GMR-Maldives arbitration to begin mid 2014: Attorney General’s Office

The Attorney General’s (AG’s) Office has confirmed that an arbitration case concerning the government’s decision to void its concession agreement with Indian Infrastructure giant GMR will begin by the middle of next year.

Deputy Solicitor General Ahmed Usham today told Minivan News that both parties had agreed to commence proceedings by the middle of 2014 and were now waiting on arbitrators to confirm the exact schedule for when their respective cases would be presented.

The initial agreement was reached after representatives for the state and GMR met in London, England on April 10 for a preliminary procedural meeting.  A timetable was agreed upon for holding hearings over the cancellation of a US$511 million contract to develop and manage a new terminal at Ibrahim Nasir International Airport (INIA).

Usham said that the hearing in London last week had been focused solely on establishing a timetable for when arbitration will begin proper in Singapore.

“It is quite straight forward in these procedural hearings.  We discussed the schedule for hearings, such as when cases would be presented, as well as when parties can reply and make counter claims,” he said. “These arbitrators are quite busy, so it can be difficult to manage time in their schedules.”

The AG’s Office has previously claimed that the Maldives will be represented by Singapore National University Professor M Sonaraja, while former Chief Justice of the UK, Lord Nicholas Addison Phillips, will represent GMR.

The arbitrator mutually agreed by both GMR and the government is retired senior UK Judge, Lord Leonard Hubert Hoffman.

Concession agreement

In 2010, GMR-Malaysia Airports Holdings Berhad (MAHB) consortium, the government of former President Mohamed Nasheed and Maldives Airport Company Limited (MACL) entered into a 25-year concession agreement worth US$511 million (MVR 7.787 billion).
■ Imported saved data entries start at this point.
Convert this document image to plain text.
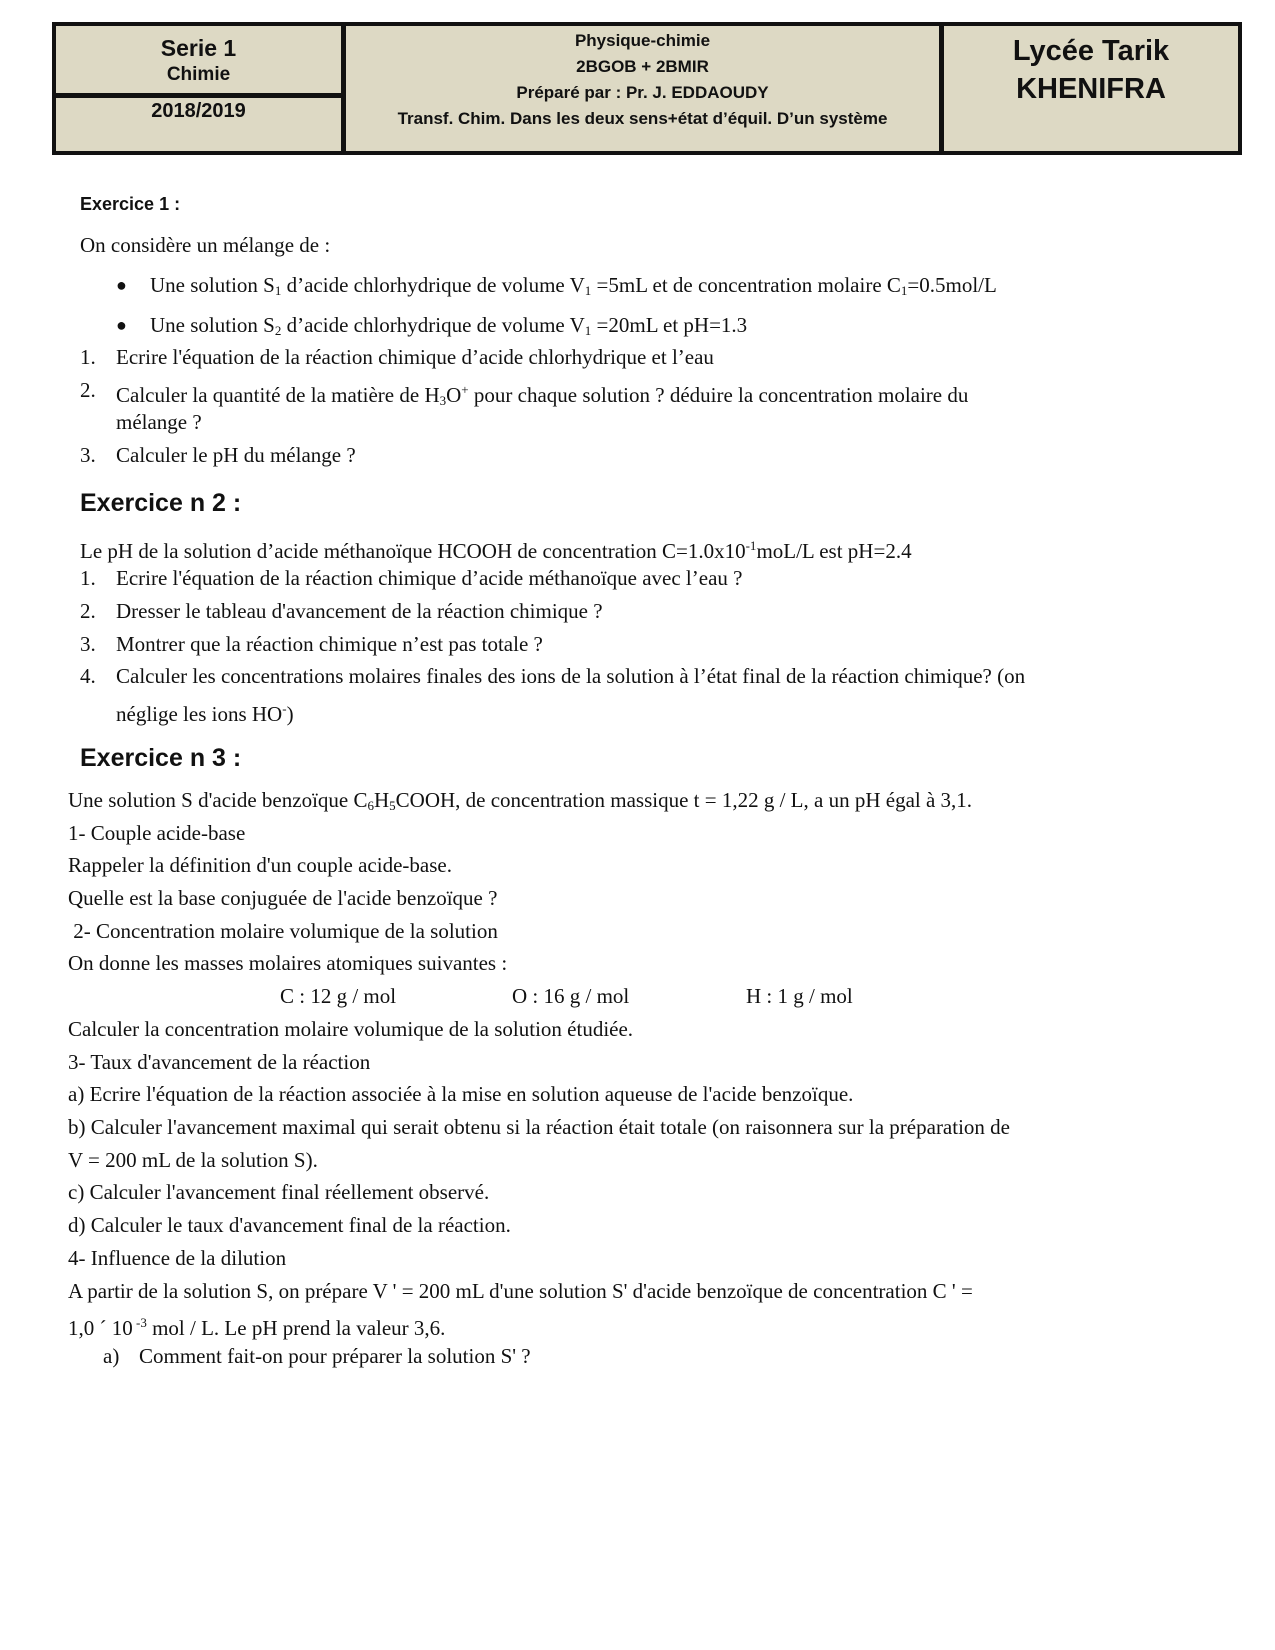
Serie 1
Chimie
2018/2019
Physique-chimie
2BGOB + 2BMIR
Préparé par : Pr. J. EDDAOUDY
Transf. Chim. Dans les deux sens+état d’équil. D’un système
Lycée Tarik
KHENIFRA
Exercice 1 :
On considère un mélange de :
● Une solution $S_1$ d’acide chlorhydrique de volume $V_1 =5mL$ et de concentration molaire $C_1=0.5mol/L$
● Une solution $S_2$ d’acide chlorhydrique de volume $V_1 =20mL$ et pH=1.3
1. Ecrire l'équation de la réaction chimique d’acide chlorhydrique et l’eau
2. Calculer la quantité de la matière de $H_3O^+$ pour chaque solution ? déduire la concentration molaire du
mélange ?
3. Calculer le pH du mélange ?
Exercice n 2 :
Le pH de la solution d’acide méthanoïque HCOOH de concentration $C=1.0x10^{-1}moL/L$ est pH=2.4
1. Ecrire l'équation de la réaction chimique d’acide méthanoïque avec l’eau ?
2. Dresser le tableau d'avancement de la réaction chimique ?
3. Montrer que la réaction chimique n’est pas totale ?
4. Calculer les concentrations molaires finales des ions de la solution à l’état final de la réaction chimique? (on
néglige les ions HO-)
Exercice n 3 :
Une solution S d'acide benzoïque $C_6H_5COOH$, de concentration massique t = 1,22 g / L, a un pH égal à 3,1.
1- Couple acide-base
Rappeler la définition d'un couple acide-base.
Quelle est la base conjuguée de l'acide benzoïque ?
2- Concentration molaire volumique de la solution
On donne les masses molaires atomiques suivantes :
C : 12 g / mol	O : 16 g / mol	H : 1 g / mol
Calculer la concentration molaire volumique de la solution étudiée.
3- Taux d'avancement de la réaction
a) Ecrire l'équation de la réaction associée à la mise en solution aqueuse de l'acide benzoïque.
b) Calculer l'avancement maximal qui serait obtenu si la réaction était totale (on raisonnera sur la préparation de
V = 200 mL de la solution S).
c) Calculer l'avancement final réellement observé.
d) Calculer le taux d'avancement final de la réaction.
4- Influence de la dilution
A partir de la solution S, on prépare V ' = 200 mL d'une solution S' d'acide benzoïque de concentration C ' =
1,0 ´ 10 $^{-3}$ mol / L. Le pH prend la valeur 3,6.
a) Comment fait-on pour préparer la solution S' ?
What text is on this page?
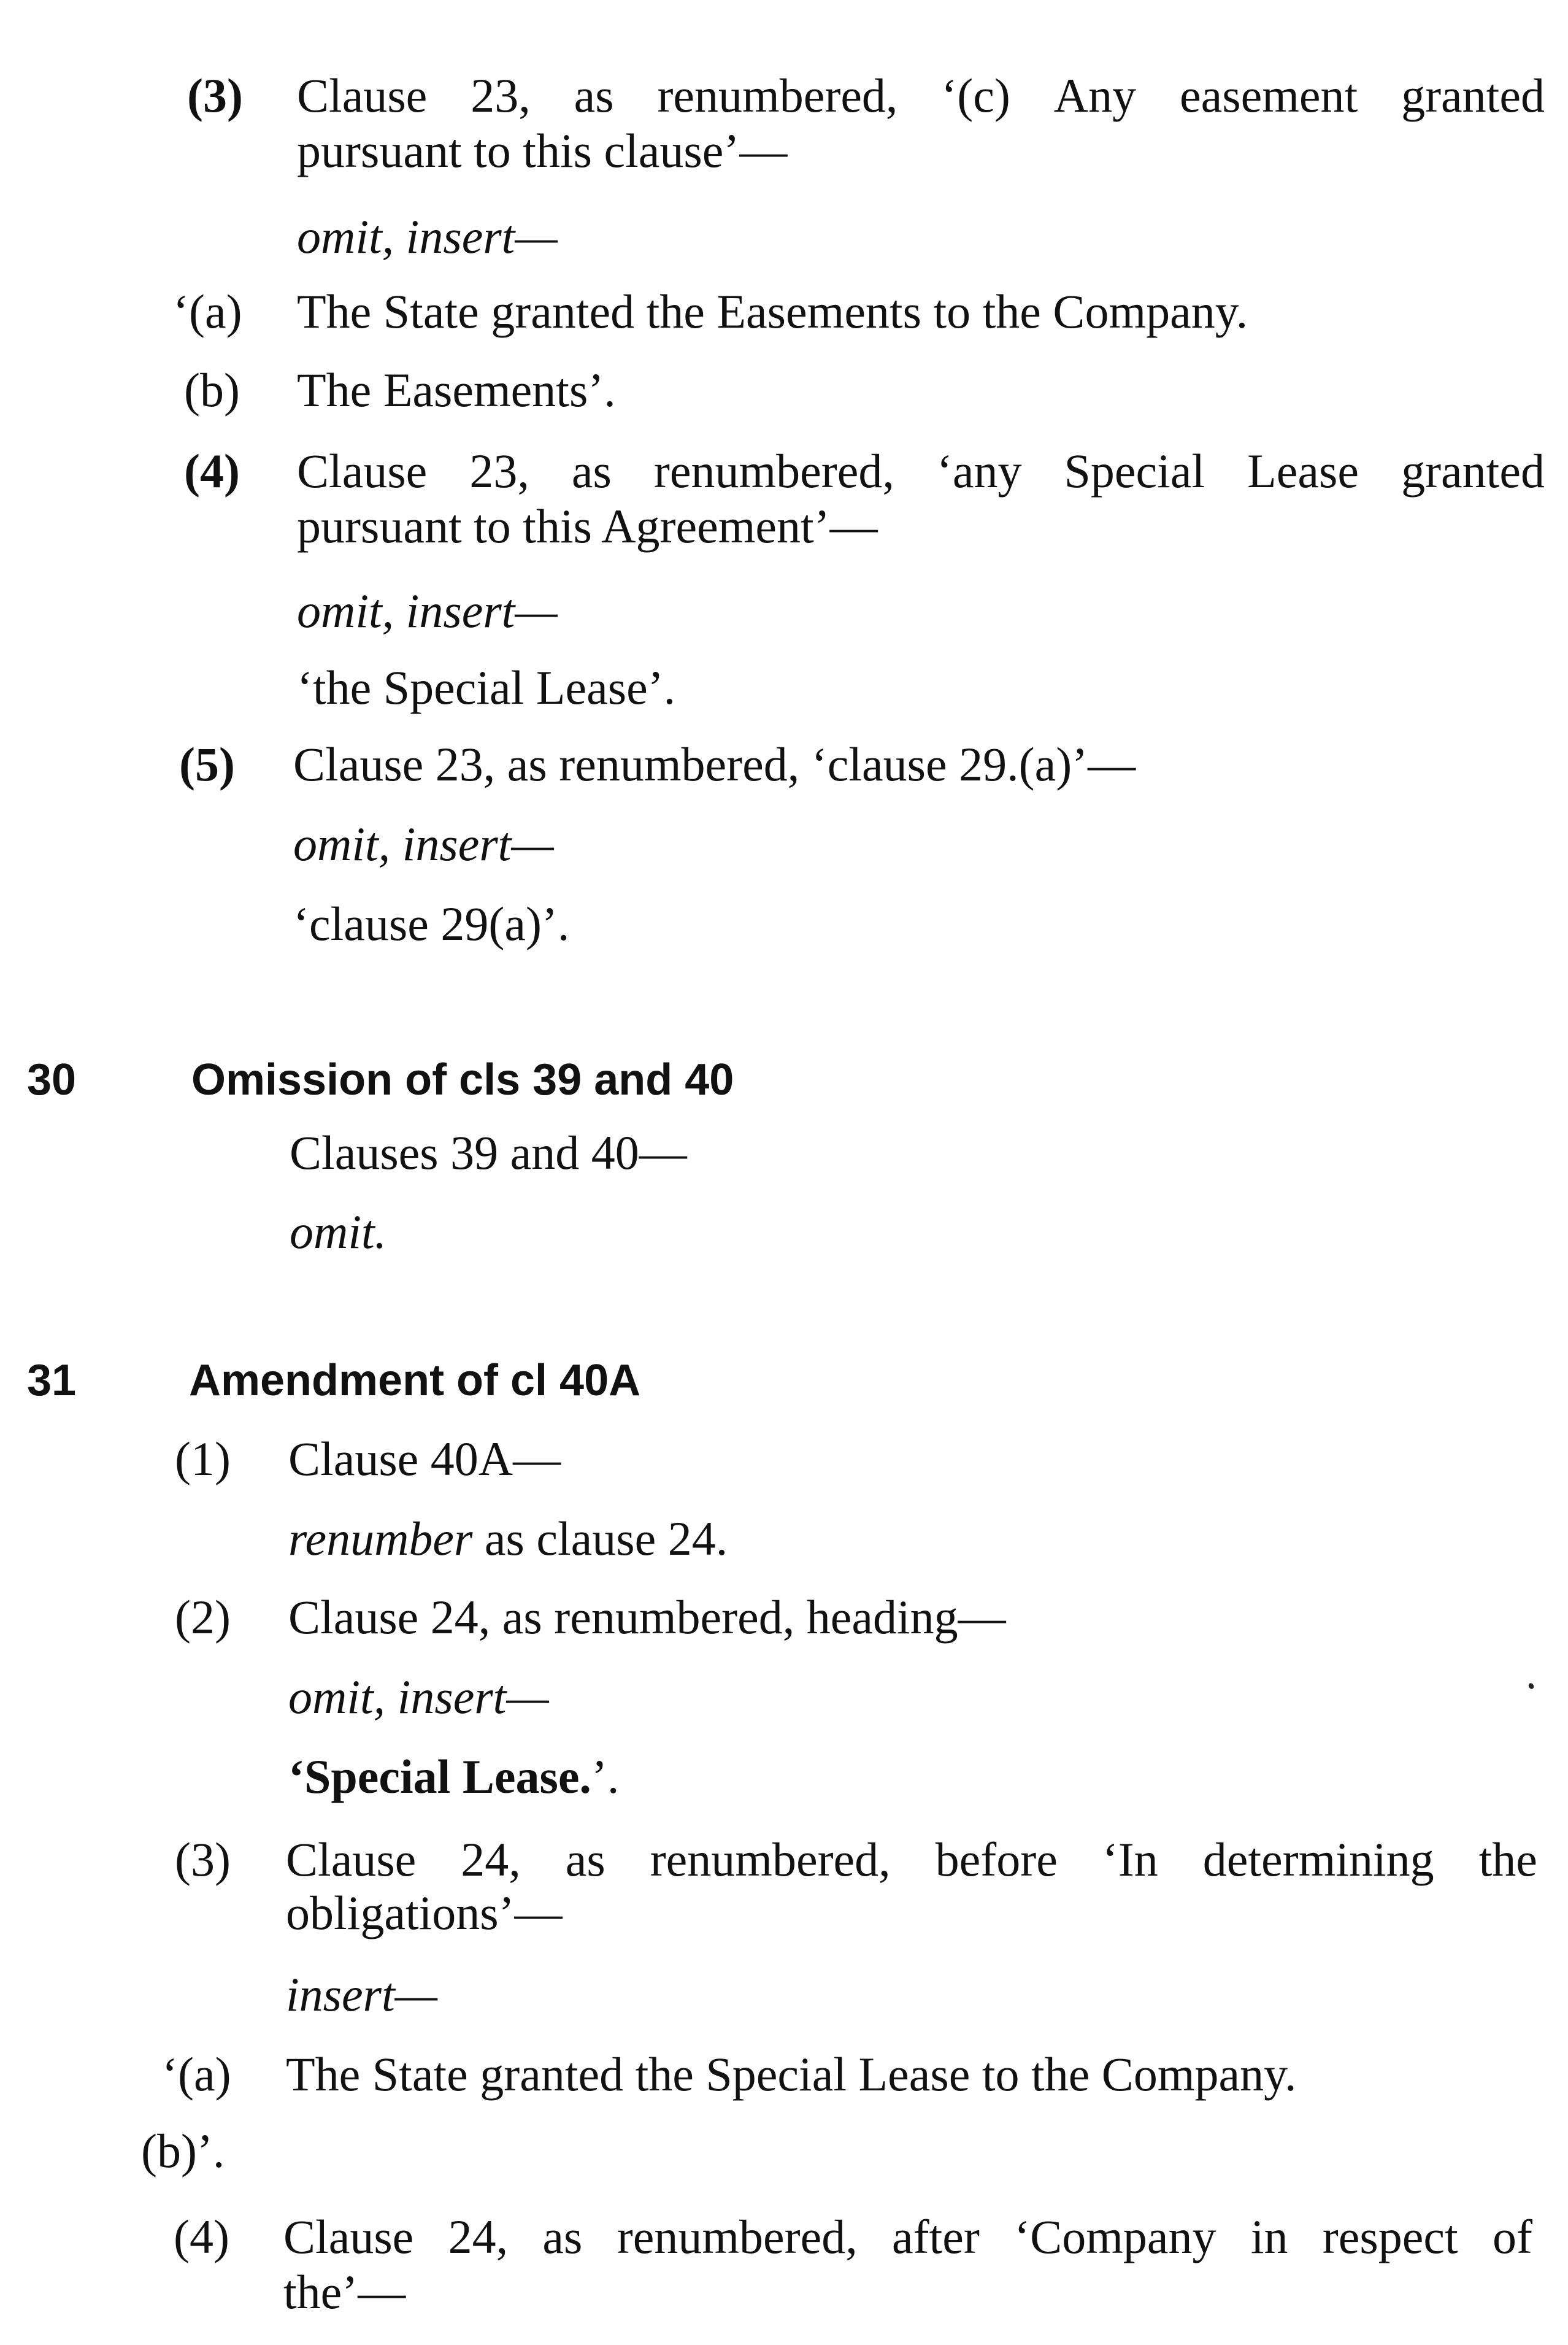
(3) Clause 23, as renumbered, ‘(c) Any easement granted
pursuant to this clause’—
omit, insert—
‘(a) The State granted the Easements to the Company.
(b) The Easements’.
(4) Clause 23, as renumbered, ‘any Special Lease granted
pursuant to this Agreement’—
omit, insert—
‘the Special Lease’.
(5) Clause 23, as renumbered, ‘clause 29.(a)’—
omit, insert—
‘clause 29(a)’.
30	Omission of cls 39 and 40
Clauses 39 and 40—
omit.
31	Amendment of cl 40A
(1) Clause 40A—
renumber as clause 24.
(2) Clause 24, as renumbered, heading—
omit, insert—
‘Special Lease.’.
(3) Clause 24, as renumbered, before ‘In determining the
obligations’—
insert—
‘(a) The State granted the Special Lease to the Company.
(b)’.
(4) Clause 24, as renumbered, after ‘Company in respect of
the’—
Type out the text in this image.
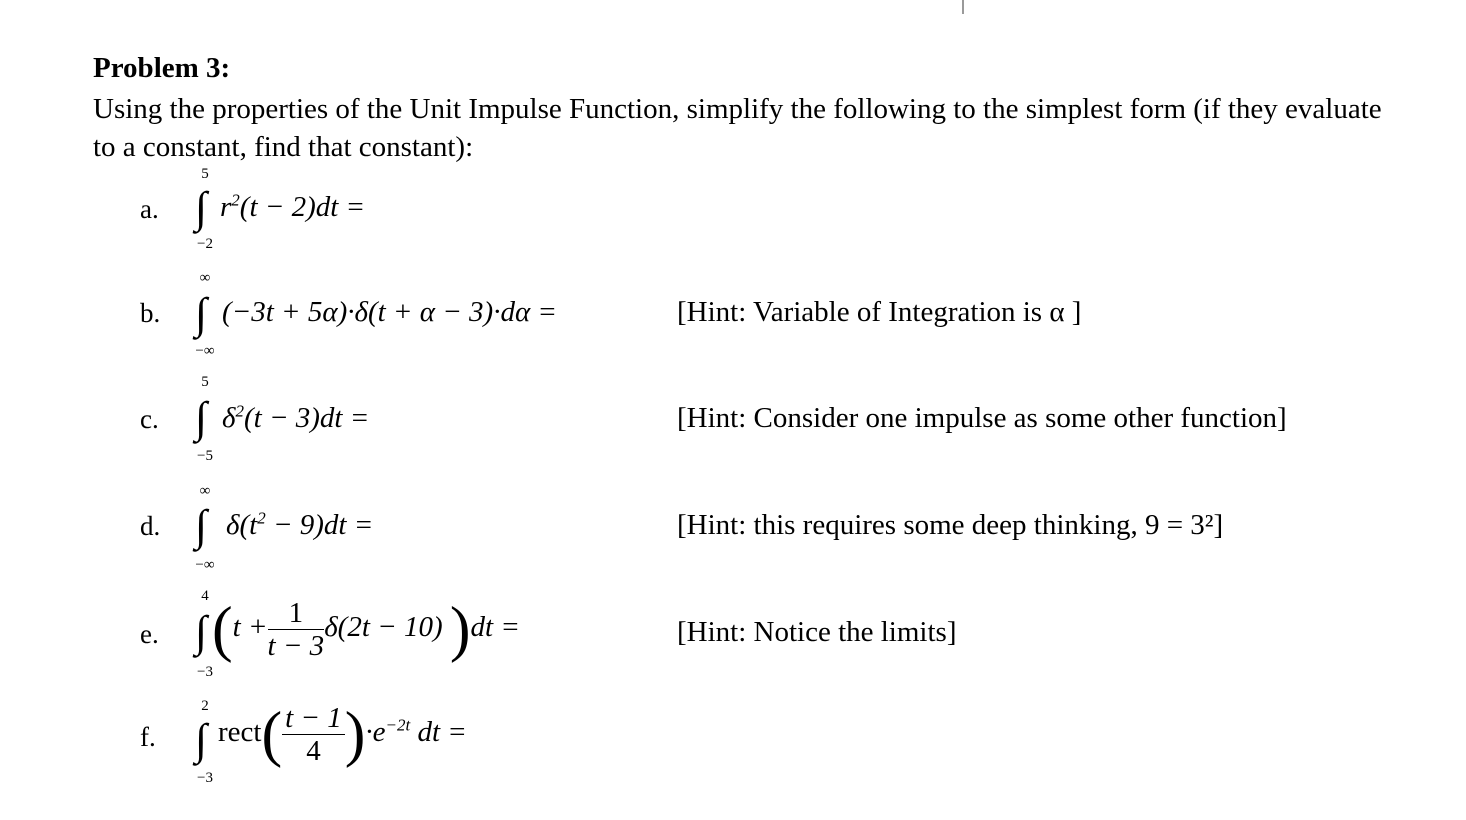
Problem 3:
Using the properties of the Unit Impulse Function, simplify the following to the simplest form (if they evaluate to a constant, find that constant):
a.
5
∫
−2
$r^2(t - 2)dt$ =
b.
∞
∫
−∞
(−3t + 5α)·δ(t + α − 3)·dα =	[Hint: Variable of Integration is α ]
c.
5
∫
−5
$\delta^2(t - 3)dt$ =	[Hint: Consider one impulse as some other function]
d.
∞
∫
−∞
$\delta(t^2 - 9)dt$ =	[Hint: this requires some deep thinking, 9 = 3²]
e.
4
∫
−3
$(t + \frac{1}{t - 3} \delta(2t - 10) )dt$ =	[Hint: Notice the limits]
f.
2
∫
−3
rect( $\frac{t - 1}{4} )\cdot e^{-2t}$ dt =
The agreement charged the GMR-MAHB Consortium with the management and upgrading of INIA within the 25 year contract period.

However, in November 2012, the government of President Dr Mohamed Waheed Hassan Manik declared the developer’s concession agreement void and ordered it to leave the country within seven days.

A last minute injunction from the Singapore High Court during arbitration proceedings was overturned on December 6, after Singapore’s Chief Justice Sundaresh Menon declared that “the Maldives government has the power to do what it wants, including expropriating the airport.”

GMR is seeking US$800 million in compensation for the sudden termination, while the Maldivian government is contending that it owes nothing as the contract was void ab initio – meaning the contract was invalid from the outset.

Should the argument of void ab initio fail, the government has claimed the second legal grounds on which it would argue in favour of termination of the contract would be that the contract had been ‘frustrated’.

‘Frustration of a contract’ is an English contract law doctrine which acts as a device to set aside contracts where an unforeseen event either renders contractual obligations impossible, or radically changes the party’s principle purpose for entering into the contract.

“The government has given a seven day notice to GMR to leave the airport. The agreement states that GMR should be given a 30 day notice but the government believes that since the contract is void, it need not be followed,” said then Attorney General Azima Shukoor.

The awarding of the bid in 2010 was overseen by the World Bank’s International Finance Corporation (IFC), which the Waheed government has accused of being “negligent” and “irresponsible”.

Should the matter be decided in the government’s favour, uncertainty remains as to the potential impact on foreign investor sentiment given the prospect of sudden asset seizure under the ‘void ab initio’ precedent.

If decided in GMR’s favour, the outcome of the case could potentially see the Maldives facing sovereign bankruptcy, with millions of dollars in additional debt emptying the state’s already dwindling reserves, crippling the country’s ability to obtain further credit, and potentially sparking an economic or currency crisis.